Die beiliegende Organisationsanweisung für Firmenfahrzeuge in der jeweils gültigen Fassung ist Bestandteil dieses Vertrages."
In der Fuhrparkanweisung mit Erstellungsdatum 01.07.1998 und Änderungsdatum 01.07. 2009 (Bl. 18 - 27 d.A.) stand unter "1. Allgemeines" ua.:
Die Fuhrparkanweisung regelt die Nutzung von Firmenfahrzeugen ... die an Mitarbeiter, in Abhängigkeit und Tätigkeit und Absprache lt. Arbeitsvertrag, zur dienstlichen und/oder privaten Nutzung zur Verfügung gestellt werden."
Der Kläger nutzte die ihm überlassenen Fahrzeuge auch privat, ohne dass es hierzu eine ausdrückliche Vereinbarung über die Privatnutzung gab. Aufgrund einer Versetzung wurde dem Kläger seit dem 01.03.2012 auf der Grundlage der Fuhrparkanweisung 01.07.1998 ein Dienstwagen der Kategorie "E" überlassen. Mit Änderungsdatum 01.09.2012 änderte die Beklagte durch "M." die Fuhrparkanweisung mit Erstellungsdatum 01.07.1998 (Bl. 29 - 38 d.A.). Der Kläger bestätigte auf einem von der Beklagten vorgefertigten Formular mit seiner Unterschrift am 21.08.2012 die aktuell gültige Fuhrparkanweisung erhalten und gelesen zu haben (Bl. 143 d.A.). Am 14.12.2017 veröffentlichte die Beklagte eine neue Fuhrparkanweisung mit Wirkung zum 01.01.2018 (Bl. 40 - 50 d.A.) und teilte dies dem Kläger mit E-Mail vom 14.12.2017 mit. Diese Fuhrparkanweisung mit Gültigkeit zum 01.01.2018 aktualisierte die Beklagte am 26.02.2018 (Bl. 69 - 88 d.A.). In dieser Fuhrparkanweisung stand unter "3. Nutzungsumfang" ua.:
Das Firmenfahrzeug wird dem Mitarbeiter zur dienstlichen und sofern dies der individuelle Arbeitsvertrag des Mitarbeiters regelt, auch zur privaten Nutzung überlassen.".
Während des gesamten Zeitraums der Dienstwagenüberlassung wurde dem Kläger zu keinem Zeitpunkt mitgeteilt, dass er einen Anspruch auf die private Nutzung und auf die Bereitstellung eines bestimmten Fahrzeuges oder auf ein Fahrzeug einer bestimmten Fahrzeugklasse hat. Mit einem Schreiben seines Prozessbevollmächtigten (Bl. 51 - 52 d.A.) vom 07.02.2018 widersprach der Kläger der Anwendbarkeit der am 14.12.2017 veröffentlichten Fuhrparkanweisung 2018 auf sein Arbeitsverhältnis und forderte weiter die Beklagte auf, zu bestätigen, dass die neue Fuhrparkanweisung auf das Arbeitsverhältnis des Klägers nicht angewandt wird, was diese mit Schreiben vom 22.02.2018 (Bl. 53 - 55 d.A.) ablehnte.
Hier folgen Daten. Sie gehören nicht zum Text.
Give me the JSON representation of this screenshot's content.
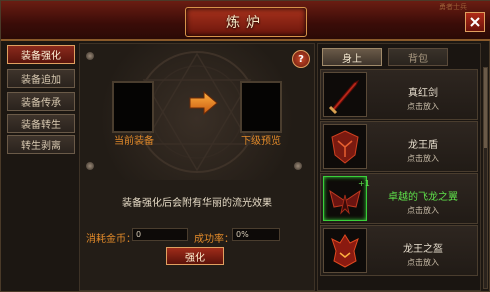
{
  "window": {
    "title": "炼炉",
    "corner_text": "勇者士兵"
  },
  "sidebar": {
    "items": [
      {
        "label": "装备强化",
        "active": true
      },
      {
        "label": "装备追加",
        "active": false
      },
      {
        "label": "装备传承",
        "active": false
      },
      {
        "label": "装备转生",
        "active": false
      },
      {
        "label": "转生剥离",
        "active": false
      }
    ]
  },
  "forge": {
    "help_symbol": "?",
    "current_label": "当前装备",
    "preview_label": "下级预览",
    "info_text": "装备强化后会附有华丽的流光效果",
    "cost_label": "消耗金币：",
    "cost_value": "0",
    "rate_label": "成功率：",
    "rate_value": "0%",
    "forge_button": "强化"
  },
  "inventory": {
    "tabs": [
      {
        "label": "身上"
      },
      {
        "label": "背包"
      }
    ],
    "items": [
      {
        "name": "真红剑",
        "action": "点击放入",
        "icon": "red-sword-icon"
      },
      {
        "name": "龙王盾",
        "action": "点击放入",
        "icon": "dragon-shield-icon"
      },
      {
        "name": "卓越的飞龙之翼",
        "action": "点击放入",
        "icon": "dragon-wings-icon",
        "badge": "+1"
      },
      {
        "name": "龙王之盔",
        "action": "点击放入",
        "icon": "dragon-helmet-icon"
      }
    ]
  },
  "colors": {
    "accent": "#e28a2a",
    "highlight": "#5ee04a",
    "title_bg": "#6a1d12"
  }
}
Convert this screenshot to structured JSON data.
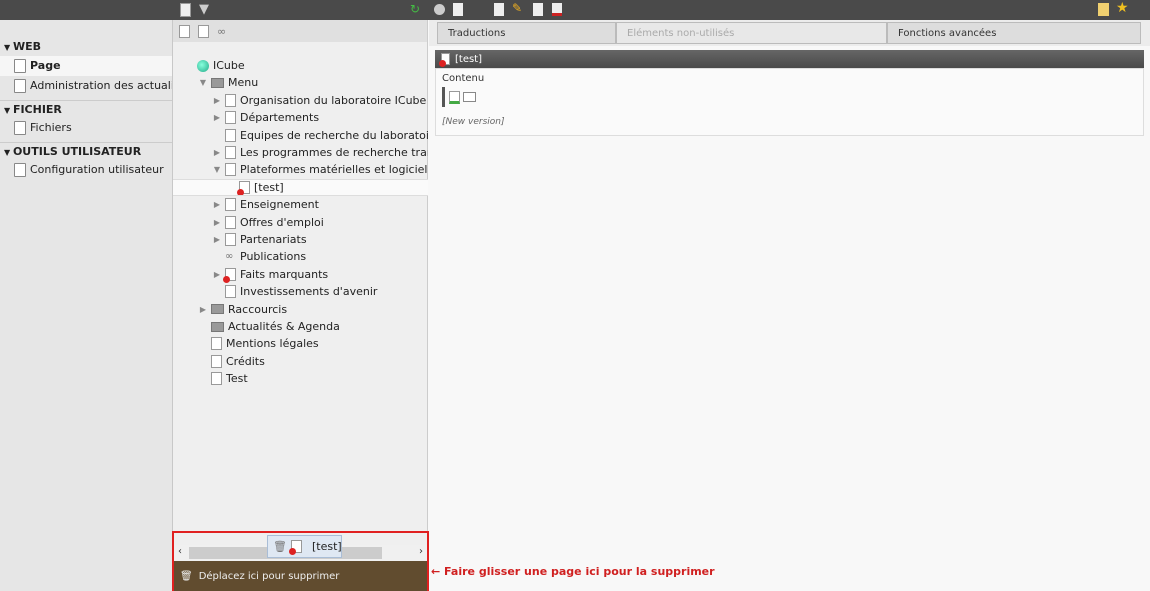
{
  "modules": [
    {
      "header": "WEB",
      "items": [
        {
          "label": "Page",
          "active": true,
          "icon": "page-tv-icon"
        },
        {
          "label": "Administration des actualités",
          "icon": "news-admin-icon"
        }
      ]
    },
    {
      "header": "FICHIER",
      "items": [
        {
          "label": "Fichiers",
          "icon": "files-icon"
        }
      ]
    },
    {
      "header": "OUTILS UTILISATEUR",
      "items": [
        {
          "label": "Configuration utilisateur",
          "icon": "user-config-icon"
        }
      ]
    }
  ],
  "tree": [
    {
      "label": "ICube",
      "level": 0,
      "icon": "globe"
    },
    {
      "label": "Menu",
      "level": 1,
      "icon": "folder",
      "toggle": "open"
    },
    {
      "label": "Organisation du laboratoire ICube",
      "level": 2,
      "icon": "page",
      "toggle": "closed"
    },
    {
      "label": "Départements",
      "level": 2,
      "icon": "page",
      "toggle": "closed"
    },
    {
      "label": "Equipes de recherche du laboratoire ICube",
      "level": 2,
      "icon": "page"
    },
    {
      "label": "Les programmes de recherche transversaux",
      "level": 2,
      "icon": "page",
      "toggle": "closed"
    },
    {
      "label": "Plateformes matérielles et logicielles",
      "level": 2,
      "icon": "page",
      "toggle": "open"
    },
    {
      "label": "[test]",
      "level": 3,
      "icon": "page-red",
      "selected": true
    },
    {
      "label": "Enseignement",
      "level": 2,
      "icon": "page",
      "toggle": "closed"
    },
    {
      "label": "Offres d'emploi",
      "level": 2,
      "icon": "shortcut",
      "toggle": "closed"
    },
    {
      "label": "Partenariats",
      "level": 2,
      "icon": "shortcut",
      "toggle": "closed"
    },
    {
      "label": "Publications",
      "level": 2,
      "icon": "link"
    },
    {
      "label": "Faits marquants",
      "level": 2,
      "icon": "page-red",
      "toggle": "closed"
    },
    {
      "label": "Investissements d'avenir",
      "level": 2,
      "icon": "page"
    },
    {
      "label": "Raccourcis",
      "level": 1,
      "icon": "folder",
      "toggle": "closed"
    },
    {
      "label": "Actualités & Agenda",
      "level": 1,
      "icon": "folder"
    },
    {
      "label": "Mentions légales",
      "level": 1,
      "icon": "page"
    },
    {
      "label": "Crédits",
      "level": 1,
      "icon": "page"
    },
    {
      "label": "Test",
      "level": 1,
      "icon": "page"
    }
  ],
  "drag": {
    "label": "[test]"
  },
  "trash": {
    "label": "Déplacez ici pour supprimer"
  },
  "annotation": "← Faire glisser une page ici pour la supprimer",
  "tabs": [
    {
      "label": "Traductions"
    },
    {
      "label": "Eléments non-utilisés",
      "disabled": true
    },
    {
      "label": "Fonctions avancées"
    }
  ],
  "panel": {
    "title": "[test]",
    "column": "Contenu",
    "version": "[New version]"
  }
}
Vor dem Arbeitsgericht hat der Kläger sich darauf berufen, dass die Fuhrparkanweisung vom 01.07.1998 in der Fassung vom 01.09.2012 weiterhin auf sein Arbeitsverhältnis anzuwenden sei, da der Änderungsvorbehalt in Ziffer 9 des Arbeitsvertrages bei Berücksichtigung der Rechtsprechung des Bundesarbeitsgeri...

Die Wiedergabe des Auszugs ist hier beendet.